I graduated as a lawyer in 1993 (K.U. Leuven and Northwestern University (Chicago)) and pursued a successful career as a legal practitioner in Belgium, initially as a corporate counsel (KBC Bank) and later as a partner in a law firm (Eubelius). In 2005 I decided to quit the legal profession and to realize my childhood dream, studying Italian literature and history.

Following in the footsteps of Brunetto Latini

As a bachelor student (Italian Language and Culture Studies, Utrecht University) I came into contact with Brunetto Latini’s Li Livres dou Tresor. This medieval treasure trove offered me an exciting peek into the intellectual horizons of one of the central figures of thirteenth- century Florence. Inspired by the teaching in a Minor in Medieval Studies I enrolled in the Research Master Medieval Studies at Utrecht University. Reliving my ‘American Dream’ I also spent a year as an exchange student at the University of California, Los Angeles as part of this master programme. 

For my master thesis I studied the composition and reception of the Tresor on the Italian peninsula in order to trace the variation and repositioning of this political encyclopedia in different socio-historical contexts. A traineeship at Huygens ING and a three-month stay at the Royal Dutch Institute at Rome (as a Ted Meyer stipend holder) offered me the perfect opportunity to develop my own research agenda. For my PhD project I focused on the final part of the Tresor, dealing with Italian city government, and, instead of looking at its reception, I opted to study its predecessors, the podestà literature, a corpus of thirteenth-century political advice books targeted at the city magistrate and his entourage.

Moving beyond Italy’s borders

Having completed my PhD at the University of Cambridge (Trinity Hall) under the guidance of Professor David Abulafia I returned to the Netherlands to join my wife, Maaike, in The Hague.

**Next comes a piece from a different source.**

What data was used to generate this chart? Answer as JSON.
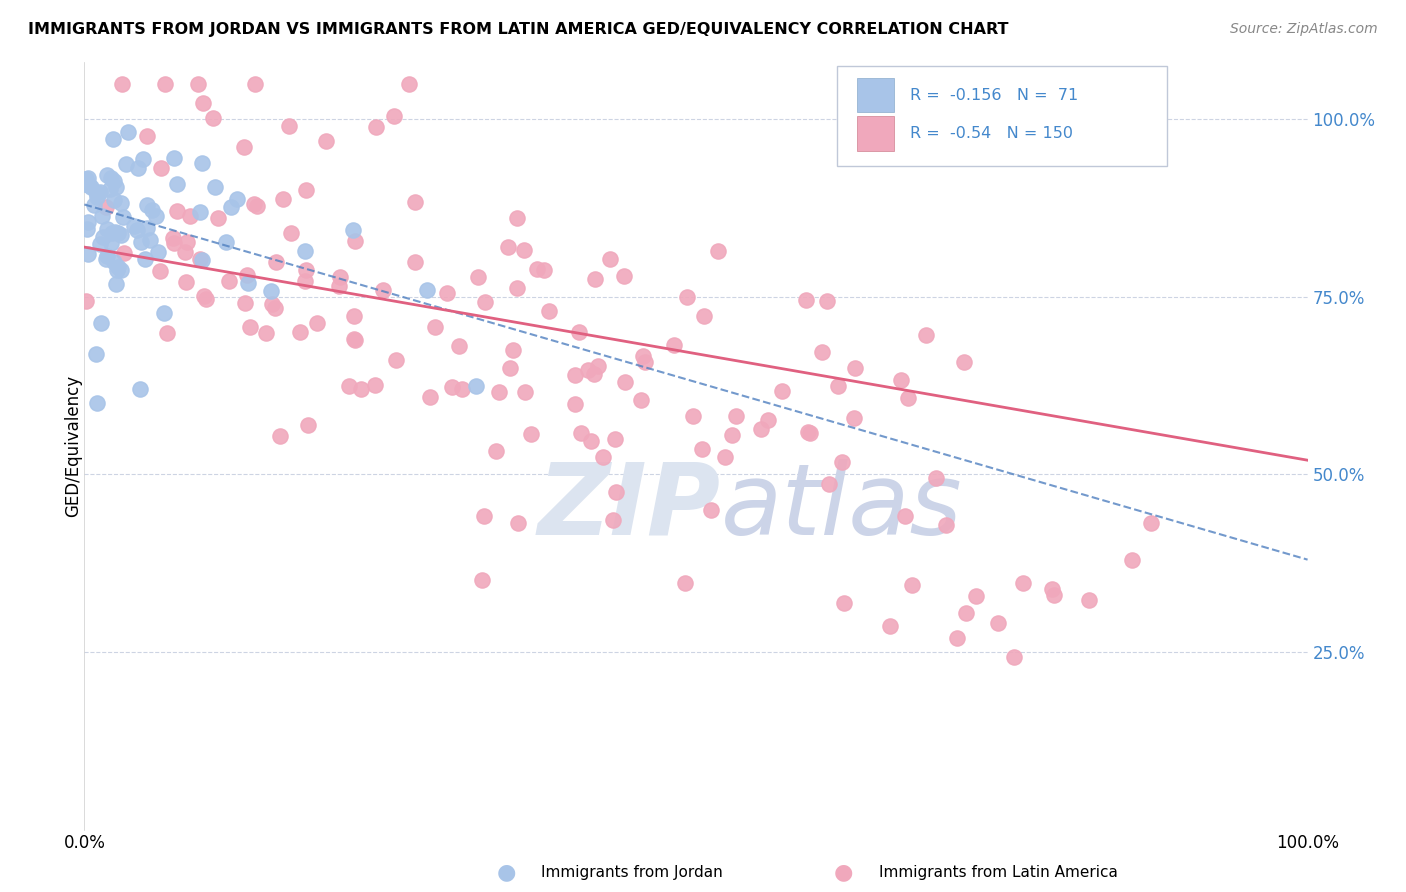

Picking up where I left off three years before, I became involved in the ‘Erasmus, Opera Omnia’-project at Huygens ING. In addition, I was welcomed by the academic community of Leiden University. Here I aim to move beyond Italy’s borders and pursue my interest in the cultural and political history of cities in medieval Europe by comparing the podestà literature to the didactic literature targeted at city magistrates in other regions, especially the Southern Low Countries and the Rhine area.